I jolt in surprise, staring down at my hand. I’d completely forgotten about the dagger, but sure enough, its hilt is still clutched in my grip, my fingertips pale from lack of circulation.

Throat working to swallow the lump of nerves lodged there, I reach over and set the weapon down with a light metallic clink. My fingers tingle as blood begins flowing once more. When I look back at Penn, he is in the same position—ankles crossed, arm over his eyes—as if completely unconcerned that I could gut him in his sleep. His breathing is level, chest rising and falling in even beats. His mouth is slack, slightly parted. His lips seem fuller in the absence of the stern frown he wears most often when looking my way.

Can he be asleep already?

A faint crease mars his forehead, furrowing his brows together. I wonder whether he is in a great amount of pain from the wound in his shoulder but do not ask, loath to let such an opportunity slip away. To study him without his knowledge is perilously rare. He is always on his guard, his gaze seeing everything at once, no detail too minute to escape his notice. Even now, with his eyes closed, there is a part of me that feels he is watching somehow, his perception so sharp he does not need to look at me to see me.

I force my eyes away from his face.

Despite my deep exhaustion, I doubt I’ll be able to sleep. Not after everything he’s told me. Certainly not with him lying next to me.

It is not a large bed, and he is a very large man.

Heart in my throat, I slide as far to my side of the mattress as I can manage without tumbling to the floor, turn my back firmly in his direction, and curl into a ball—knees to my chest, arms looped around them.

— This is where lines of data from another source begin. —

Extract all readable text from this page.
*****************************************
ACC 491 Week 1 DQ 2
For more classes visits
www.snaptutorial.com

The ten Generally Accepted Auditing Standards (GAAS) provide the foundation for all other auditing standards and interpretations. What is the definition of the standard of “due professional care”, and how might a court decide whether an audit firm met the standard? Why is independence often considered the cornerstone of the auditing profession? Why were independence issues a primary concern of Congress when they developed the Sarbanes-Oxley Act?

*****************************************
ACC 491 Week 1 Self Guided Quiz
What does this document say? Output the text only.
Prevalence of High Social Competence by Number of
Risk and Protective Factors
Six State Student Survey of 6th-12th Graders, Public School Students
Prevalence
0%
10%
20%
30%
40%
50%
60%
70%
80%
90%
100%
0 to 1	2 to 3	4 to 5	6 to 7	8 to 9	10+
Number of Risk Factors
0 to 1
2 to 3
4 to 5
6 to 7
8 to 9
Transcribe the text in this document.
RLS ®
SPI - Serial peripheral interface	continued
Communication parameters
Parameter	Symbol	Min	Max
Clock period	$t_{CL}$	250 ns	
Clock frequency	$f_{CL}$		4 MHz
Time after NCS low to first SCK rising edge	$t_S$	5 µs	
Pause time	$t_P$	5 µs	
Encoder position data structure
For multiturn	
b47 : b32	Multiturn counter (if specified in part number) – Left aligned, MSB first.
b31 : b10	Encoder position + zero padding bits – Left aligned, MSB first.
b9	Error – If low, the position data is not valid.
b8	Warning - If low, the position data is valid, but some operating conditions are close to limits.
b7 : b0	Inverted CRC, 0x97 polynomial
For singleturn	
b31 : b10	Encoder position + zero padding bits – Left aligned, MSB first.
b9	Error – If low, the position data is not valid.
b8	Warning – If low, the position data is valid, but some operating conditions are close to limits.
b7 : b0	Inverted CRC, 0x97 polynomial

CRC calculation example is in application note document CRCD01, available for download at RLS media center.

I hug myself tight as I stare into the dark, my thoughts chasing one another across my mind like a dog after its own tail.

I think about birthrights and strange winds, Remnant marks and metal helms. About fallen bridges and screaming soldiers, red-plumed arrows and bleeding wounds. About milky eyes and serrated mandibles, viridescent goo and snapped bones. About the Northlands and what awaits me there. Most of all, I think about the strange bedfellow beside me, his breaths a steady harmony to the melody of worries clanging around inside my head.

Somehow, lulled by that strange song, I drift off to sleep.